Her firm has long treaded the border between the natural and the artificial. Take the Blur Building, a technologically conjured fogbank at Lake Neuchâtel for the Swiss Expo 2002. The ephemeral “building” redefined what architecture could be, putting a focus on the visitors’ transient experiences instead of creating an enduring physical form.
To promote social contact in the densely foggy environment with limited visibility, the firm designed an intelligent raincoat for visitors that would blush pink when someone with a similar personality profile drew near, Diller explained. Although the wearable technology was never developed, the designers’ fascination with the natural phenomenon of blushing continued. As part of a renovation of Alice Tully Hall at Lincoln Center, they designed an “intelligent skin” lined with wood veneer and resin translucent enough for light to shine through, creating a warm glow. When the house lights come down, the lighting under the veneer will glow briefly, “blushing,” so that “momentarily attention is stolen from the stage and brought to the architecture,” she said. Audiences will first get to see the effect at a gala this December.

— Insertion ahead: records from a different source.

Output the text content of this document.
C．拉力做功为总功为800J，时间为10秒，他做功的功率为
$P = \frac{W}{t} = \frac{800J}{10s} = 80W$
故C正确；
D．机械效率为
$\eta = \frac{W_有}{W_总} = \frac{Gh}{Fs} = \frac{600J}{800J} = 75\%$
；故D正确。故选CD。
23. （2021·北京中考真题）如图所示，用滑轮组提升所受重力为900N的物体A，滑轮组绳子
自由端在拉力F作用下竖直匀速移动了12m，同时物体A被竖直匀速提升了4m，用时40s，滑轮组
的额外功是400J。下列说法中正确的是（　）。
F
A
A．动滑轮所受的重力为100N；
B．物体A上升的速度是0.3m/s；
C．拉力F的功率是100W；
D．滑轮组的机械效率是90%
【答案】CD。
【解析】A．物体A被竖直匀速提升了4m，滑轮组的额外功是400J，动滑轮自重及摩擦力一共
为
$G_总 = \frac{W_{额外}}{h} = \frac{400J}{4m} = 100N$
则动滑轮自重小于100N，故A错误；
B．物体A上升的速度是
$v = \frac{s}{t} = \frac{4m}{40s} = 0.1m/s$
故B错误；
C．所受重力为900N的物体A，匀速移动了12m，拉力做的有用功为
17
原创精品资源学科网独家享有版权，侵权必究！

Designs such as The Institute of Contemporary Art/Boston (ICA) and the unbuilt Slow House play with the artificial framing effect of windows. At the ICA, views of the harbor are slowly doled out, glimpse by glimpse. A favorite spot for Diller is the Mediatheque, a vertiginously sloped computer room that draws the eye to a patch of undulating waves framed by a window at the end of the space. Devoid of context, the view’s impact almost begins to appear unreal. “When we opened, some elderly gentleman stood at the top and said, ‘Wow, this is the biggest screensaver I’ve ever seen,'” she recalled.
Unlike such eye-grabbing experiments, DS+R and Field Operations’ design for the High Line called for a light touch, she said. As documented by Joel Sternfeld’s photographs, the long-abandoned elevated railway had the eerie charm of an industrial ruin being reclaimed by nature. The architects’ goal was to preserve that feeling of a natural oasis in the midst of the city, so they designed slender paved areas weaving through vegetation, inspired by the look of plants pushing up between cracks in old, crumbling concrete. They never anticipated the development frenzy that the High Line would trigger, and that worried them, she said, along with concerns about potential overuse of the park once it opens.
“We had this strange feeling of doubt that we’re losing the very thing that we love, that melancholic, very beautiful postindustrial feel of this abandoned railroad that we wanted to turn into something that was a kind of contemplation about the nature of nature,” she said. But in the end, “we began to realize that this kind of growth is very much part of what cities are about and the High Line will ultimately be a blend of the natural and the cultural. The notion of ‘nature’ really does need to be rethought…. We foresee a future of the High Line where nature and culture will find a really smooth and interesting interface that we can’t entirely predict.”